Regius Keeper of the Royal Botanic Garden Edinburgh
- In office 24 February 2014 – 31 January 2026
- Preceded by: Stephen Blackmore
- Succeeded by: Julia Knights

Personal details
- Born: Simon Stephen Milne January 1959 (age 67)
- Spouse: Françoise Milne ​(m. 1993)​
- Children: 3
- Alma mater: University of St Andrews Royal Naval College, Greenwich

Military service
- Allegiance: United Kingdom
- Branch/service: Royal Navy Marines
- Years of service: 1976–2000

= Simon Milne =

16th Regius Keeper of the Royal Botanic Garden Edinburgh

Sir Simon Stephen Milne (born January 1959) is a Royal Marines officer and conservationist who served as the 16th Regius Keeper of the Royal Botanic Garden Edinburgh between 2014 and 2026. In 2025, Milne was knighted for services to botany, conservation and horticulture.
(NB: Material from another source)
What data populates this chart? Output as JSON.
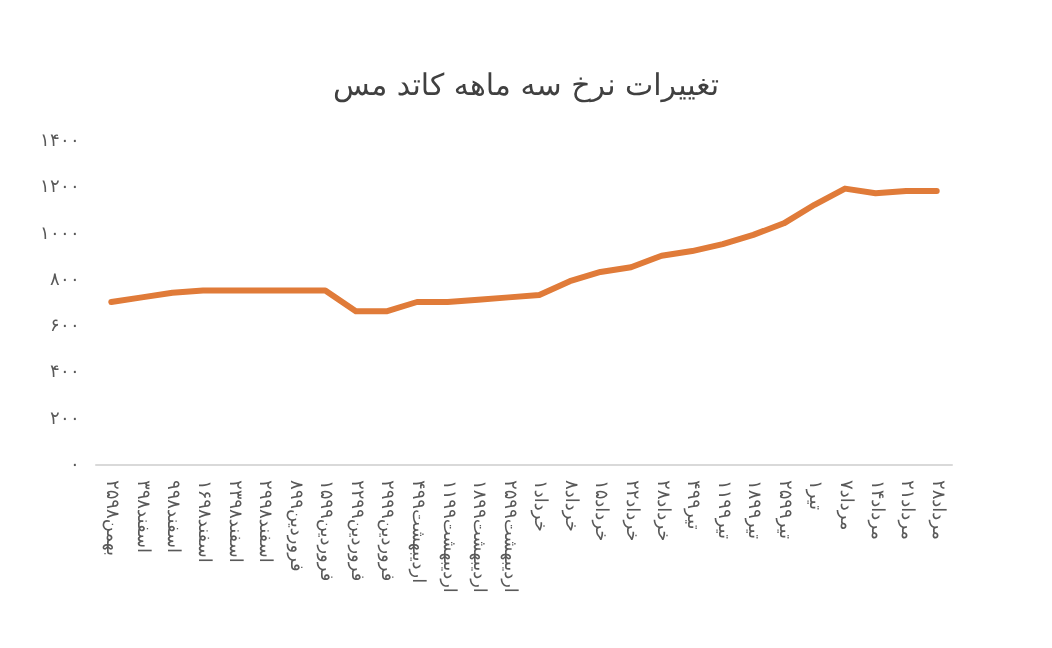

== Early life and military career ==
Born in 1959, Milne was educated at the University of St Andrews and the Royal Naval College, Greenwich. He was commissioned into the Royal Marines in 1976 and served in Northern Ireland and Bosnia. He was appointed a member of the Order of the British Empire in 1996. He reached the rank of lieutenant colonel and was invalided in 2000. He was later made a member of Her Majesty's bodyguard of the Honourable Corps of Gentlemen at Arms in July 2011.

== Conservation career ==
Milne was director of the Sir Harold Hillier Gardens and Arboretum from 2000 to 2004 and chief executive of the Scottish Wildlife Trust from October 2004 until February 2014. Starting in 2007, he co-led the trial reintroduction of the European beaver to Scotland, with the Scottish Wildlife Trust working alongside the Royal Zoological Society of Scotland. He is the co-founder of the World Forum on Natural Capital and has specific interest and expertise in translocations, public engagement with the natural environment, biodiversity conservation and ecosystem-scale approach.

Milne was appointed the 16th Regius Keeper of the Royal Botanic Garden Edinburgh in February 2014, replacing botanist Stephen Blackmore. While in office, Milne oversaw several major developments at the garden, including the Edinburgh Biomes project, which involved moving thousands of adult plants, including big trees, and the complete renovation of the garden's most iconic glasshouse, the 19th-century Palm House. In January 2026, after over 10 years of service, he retired from his position and was succeeded by Professor Julia Knights. He is a fellow of the Royal Geographical Society and was conferred an honorary professor of the University of Edinburgh, associated with the School of Biological Sciences in January 2016. In 2021, Milne was appointed as a fellow of the Royal Society of Edinburgh. Right before his retirement, in December 2025, Milne was knighted in the 2026 New Year Honours for his services to botany, conservation and horticulture. His investiture took place shortly thereafter, in June 2026, at Windsor Castle, where he was dubbed a Knight Bachelor by His Majesty King Charles III.

Milne maintains active links with the botanical and conservation community as an Honorary Fellow of the Royal Botanic Garden Edinburgh, while continuing to advance research into the role of plants in history.

== Personal life ==
Milne married his wife Françoise in 1993 and the couple have three children together. Originally from France, she applied for dual-nationality following the 2016 EU referendum but her application was rejected, leading the couple to publicly criticise the uncertainty created by Brexit.